Virtualized Security Offers Challenges (But Not as Many as You Think)
Small and medium-sized businesses are beginning to find that virtualized network security isn't as different as physical network security as they thought. This makes cloud adoption simpler, but it also presents unique challenges.
Thu, March 07, 2013
CIO — Securing virtualized network resources may seem somewhat exotic on the surface, but the task isn't necessarily all that complicated. It may even have a familiar ring.
At dinCloud, a Los Angeles-based cloud service provider that offers hosted virtual desktops, servers and cloud storage, providing security for its small and medium-sized customers proved a fairly straightforward task.
"I just think it's blocking and tackling," dinCloud CTO Barry Weber says of virtualization security. "I don't think virtualization by itself creates a significant security issue. The only thing it adds is a layer of complexity; there are potential additional vulnerabilities. But the flip-side of that is there is still a ton of physical equipment—and that physical equipment and virtual equipment can be protected in very standard ways that are time-tested."
With that in mind, dinCloud deploys virtual firewalls from Vyatta (now a Broacde Communications Systems company). When a customer orders its first server, the initial step in creating a private cloud, dinCloud spins up a virtual firewall. Customers can then carve up their private IP address space however they wish.

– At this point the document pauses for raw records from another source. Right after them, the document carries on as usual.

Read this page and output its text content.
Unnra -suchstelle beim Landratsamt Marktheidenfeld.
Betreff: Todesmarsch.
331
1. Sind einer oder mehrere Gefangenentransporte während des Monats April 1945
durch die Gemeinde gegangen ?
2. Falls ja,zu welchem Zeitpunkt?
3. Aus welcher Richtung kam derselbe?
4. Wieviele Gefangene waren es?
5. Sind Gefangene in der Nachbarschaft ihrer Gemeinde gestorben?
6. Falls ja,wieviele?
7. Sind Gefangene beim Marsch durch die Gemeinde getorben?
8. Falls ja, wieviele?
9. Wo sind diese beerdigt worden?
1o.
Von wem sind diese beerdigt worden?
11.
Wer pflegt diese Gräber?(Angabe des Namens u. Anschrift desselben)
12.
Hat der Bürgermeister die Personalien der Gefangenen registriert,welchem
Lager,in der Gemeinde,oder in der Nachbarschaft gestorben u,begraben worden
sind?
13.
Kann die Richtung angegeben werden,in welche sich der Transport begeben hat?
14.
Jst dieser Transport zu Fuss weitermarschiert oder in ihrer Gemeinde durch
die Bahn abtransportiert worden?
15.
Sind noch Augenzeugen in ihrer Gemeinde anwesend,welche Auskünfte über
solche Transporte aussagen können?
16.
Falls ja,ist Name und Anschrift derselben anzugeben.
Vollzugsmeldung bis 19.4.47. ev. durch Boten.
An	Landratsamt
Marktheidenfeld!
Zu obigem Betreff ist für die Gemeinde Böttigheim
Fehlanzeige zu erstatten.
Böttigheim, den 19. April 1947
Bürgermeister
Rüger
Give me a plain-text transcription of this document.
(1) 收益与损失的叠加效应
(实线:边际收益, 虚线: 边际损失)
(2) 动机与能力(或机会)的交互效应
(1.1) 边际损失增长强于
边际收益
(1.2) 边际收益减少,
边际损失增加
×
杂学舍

The virtual firewalls also help bridge virtual and physical resources. "Most of our customers are hybrid customers," Weber explains. "They need not only a cloud environment, but connectivity to one or more on-premises locations."
Weber says Vyatta helps dinCloud offer different IPsec tunneling options, based on a customer's desired level of security and firewall parameters. Customers use the same parameters on the virtual side as they do with on-premises firewalls. The virtual firewalls also allow for the segmentation of multiple LANs within a private cloud, he says.
While the tunneling protects data in transit, dinCloud encrypts data at rest at the physical volume layer, Weber says. End-user authentication provides another layer of protection.
Weber, who joined dinCloud in January after running a cloud consulting firm, says security in the virtual cloud rivals what companies can do on-premises. "I've been inside a lot of companies who have struggled with security. Ultimately, they will end up with better security in the cloud than they ever would have implemented for themselves."
Virtualized Security as 'Drop-In Replacement' for Physical Tech
Security consultants suggest the relative ease with which dinCloud handles virtualized network security may prove the rule rather than the exception.
Paul Hill, senior consultant with Sudbury, Mass.-based SystemExperts, says organizations face much the same issues in a virtual setting as they do in a physical one. He says the security controls used in the physical world can work in virtual environment with very little need for adaptation: "It is generally a direct translation."